Second, as Jeff Jacoby pointed out, Cass notes that more people have died annually under Obamacare than they did before Obamacare. That runs directly counter to the Progressive narrative that, in the years before Obamacare, people were unnecessarily dying like flies, that Obamacare saved them, and that any attempt to repeal (God willing). or even amend, Obamacare means “people will die.”
Third, contrary to Jacoby’s caution about correlation and causation, Cass makes an argument that says it’s not unreasonable to believe that correlation and causation are related. (Yes, I’m hedging too, but I don’t want to oversell Cass’s conclusion because Cass doesn’t want to oversell his own conclusion.)
#3. But now we come to the third and most devastating component of the Cass study. He is intellectually honest and concedes that the uptick in mortality in 2015 could be a fluke, or it could be a genuine problem due to something other than ObamaCare. For example, there is a festering opioid epidemic in many parts of the US, so perhaps it was just bad luck (for Obama’s legacy) that this public health crisis happened to hit right when his signature legislature fully kicked in.
Yet Cass points out that we still have a pretty good control group to assess the specific impact of the Affordable Care Act’s boost to coverage. Specifically, only 31 states (plus DC) expanded Medicaid under the ACA, while the other 19 states rejected the offer. So if it’s true that the ACA really did “save lives” relative to what otherwise would have happened, but that the absolute mortality rate in the US went up because of some external problem (like the opioid crisis), then we should still expect see mortality rates jumping more in the “red” states that rejected Medicaid expansion.
And yet, as Cass points out in his study, we see the exact opposite. Namely, the states that took advantage of ObamaCare’s Medicaid expansion saw a worse impact on their mortality rates than the states that rejected the expansion.

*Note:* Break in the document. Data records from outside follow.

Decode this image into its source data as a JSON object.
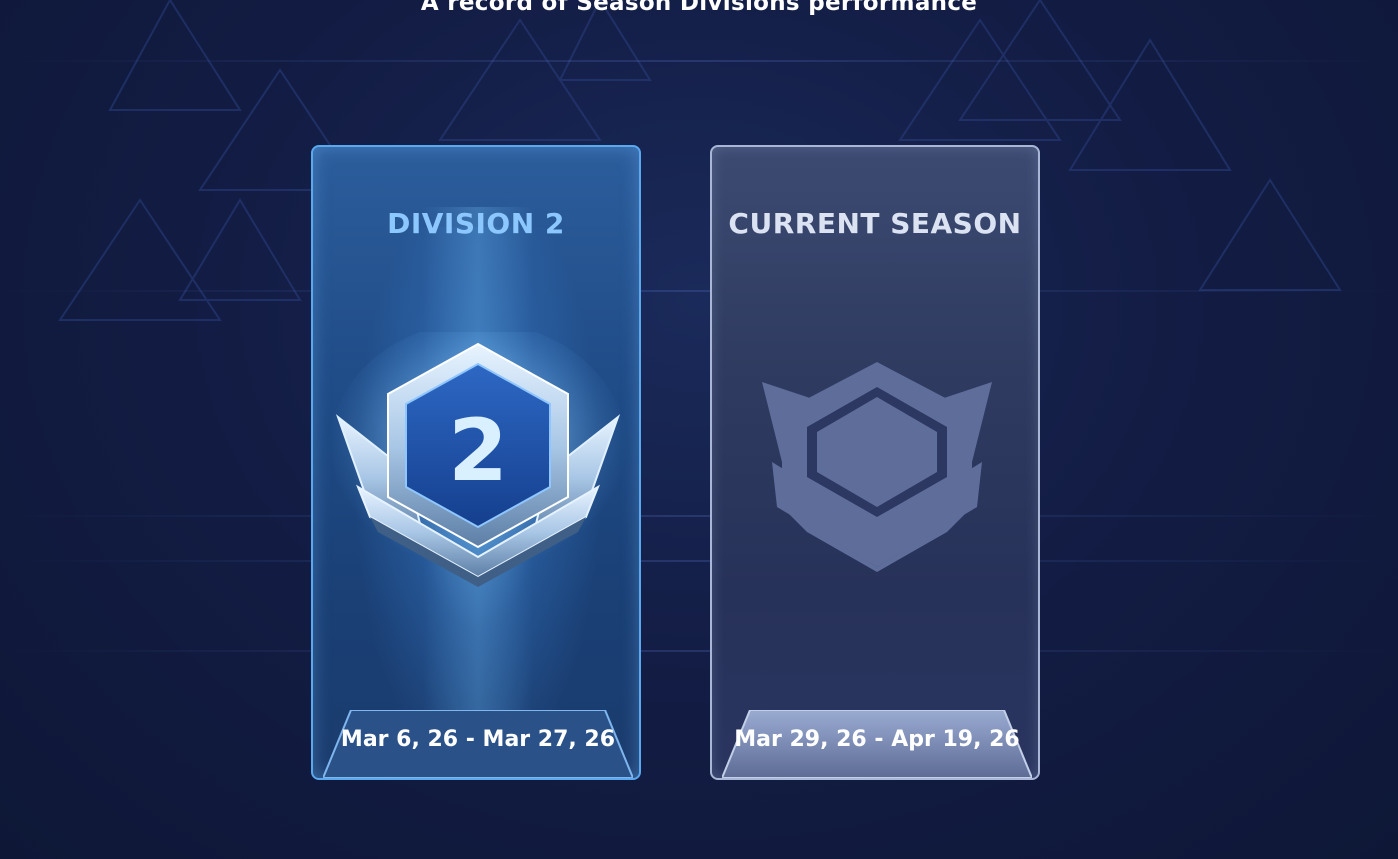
{
  "header": {
    "subtitle": "A record of Season Divisions performance"
  },
  "cards": [
    {
      "title": "DIVISION 2",
      "badge_number": "2",
      "badge_icon": "division-2-badge-icon",
      "date_range": "Mar 6, 26 - Mar 27, 26",
      "accent": "#5aa8ee"
    },
    {
      "title": "CURRENT SEASON",
      "badge_icon": "locked-division-silhouette-icon",
      "date_range": "Mar 29, 26 - Apr 19, 26",
      "accent": "#a9b6d6"
    }
  ]
}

I’m not arguing that our healthcare system was perfect before Obamacare. I’m arguing that Obamacare took a very imperfect system and made it worse.
One of America’s biggest problems is that employer insurance means that there is no relationship between the consumer when it comes to either the cost of insurance or the cost of medical care. This is a market perversion squared. (Switzerland, incidentally, does force citizens to buy insurance, which I don’t like, but it has no employer policies, which I do like. The Swiss buy their health insurance the same way we buy car or homeowner’s insurance.)

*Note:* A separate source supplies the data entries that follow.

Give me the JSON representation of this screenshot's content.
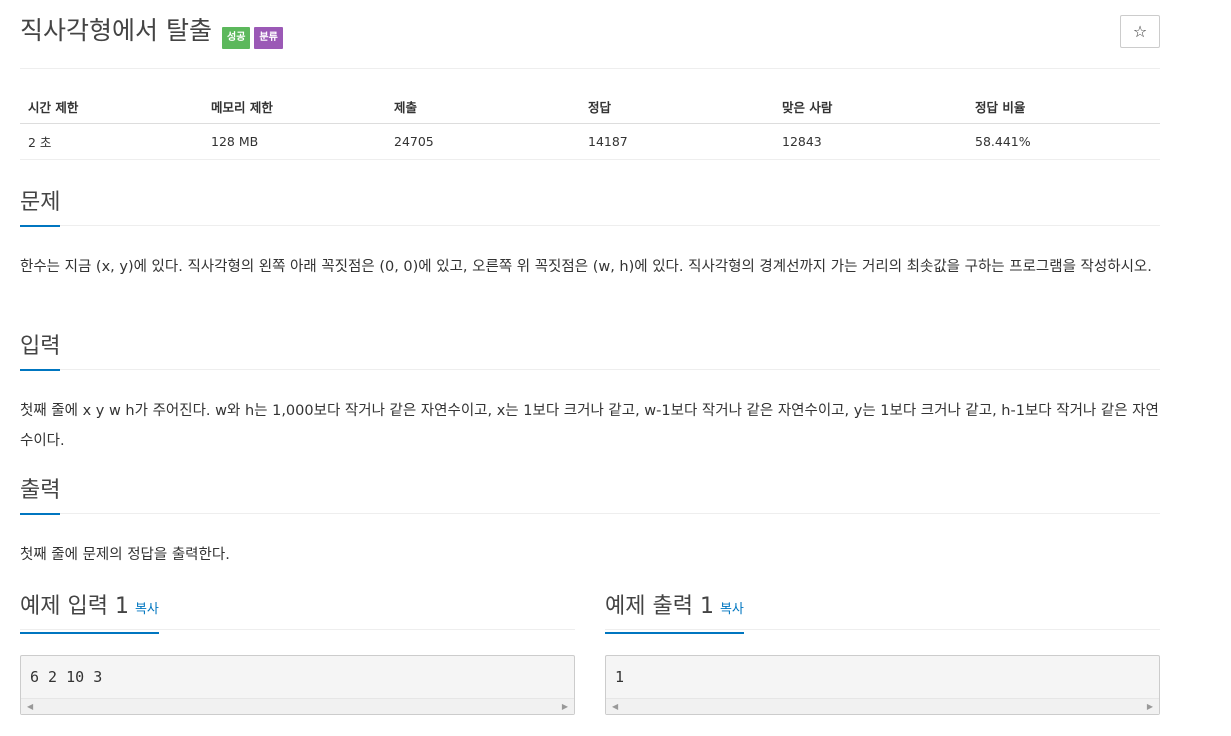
{
  "problem": {
    "title": "직사각형에서 탈출",
    "badges": {
      "success": "성공",
      "category": "분류"
    },
    "star_icon": "☆"
  },
  "info_table": {
    "headers": [
      "시간 제한",
      "메모리 제한",
      "제출",
      "정답",
      "맞은 사람",
      "정답 비율"
    ],
    "values": [
      "2 초",
      "128 MB",
      "24705",
      "14187",
      "12843",
      "58.441%"
    ]
  },
  "sections": {
    "problem": {
      "heading": "문제",
      "text": "한수는 지금 (x, y)에 있다. 직사각형의 왼쪽 아래 꼭짓점은 (0, 0)에 있고, 오른쪽 위 꼭짓점은 (w, h)에 있다. 직사각형의 경계선까지 가는 거리의 최솟값을 구하는 프로그램을 작성하시오."
    },
    "input": {
      "heading": "입력",
      "text": "첫째 줄에 x y w h가 주어진다. w와 h는 1,000보다 작거나 같은 자연수이고, x는 1보다 크거나 같고, w-1보다 작거나 같은 자연수이고, y는 1보다 크거나 같고, h-1보다 작거나 같은 자연수이다."
    },
    "output": {
      "heading": "출력",
      "text": "첫째 줄에 문제의 정답을 출력한다."
    }
  },
  "samples": {
    "input": {
      "heading": "예제 입력 1",
      "copy": "복사",
      "content": "6 2 10 3"
    },
    "output": {
      "heading": "예제 출력 1",
      "copy": "복사",
      "content": "1"
    }
  },
  "colors": {
    "accent": "#0076c0",
    "success_badge": "#5cb85c",
    "category_badge": "#9b59b6"
  }
}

I’ve long felt that the insurance market should be disconnected from employer plans, that insurance should be sold nationally, and that state regulations need to be brought down to a “few rules but unbreakable” standard, rather than the thousands of rules that currently lard the insurance industry and drive up costs. With real competition, some of the insurers’ worst excesses would probably be reined in just because of market forces.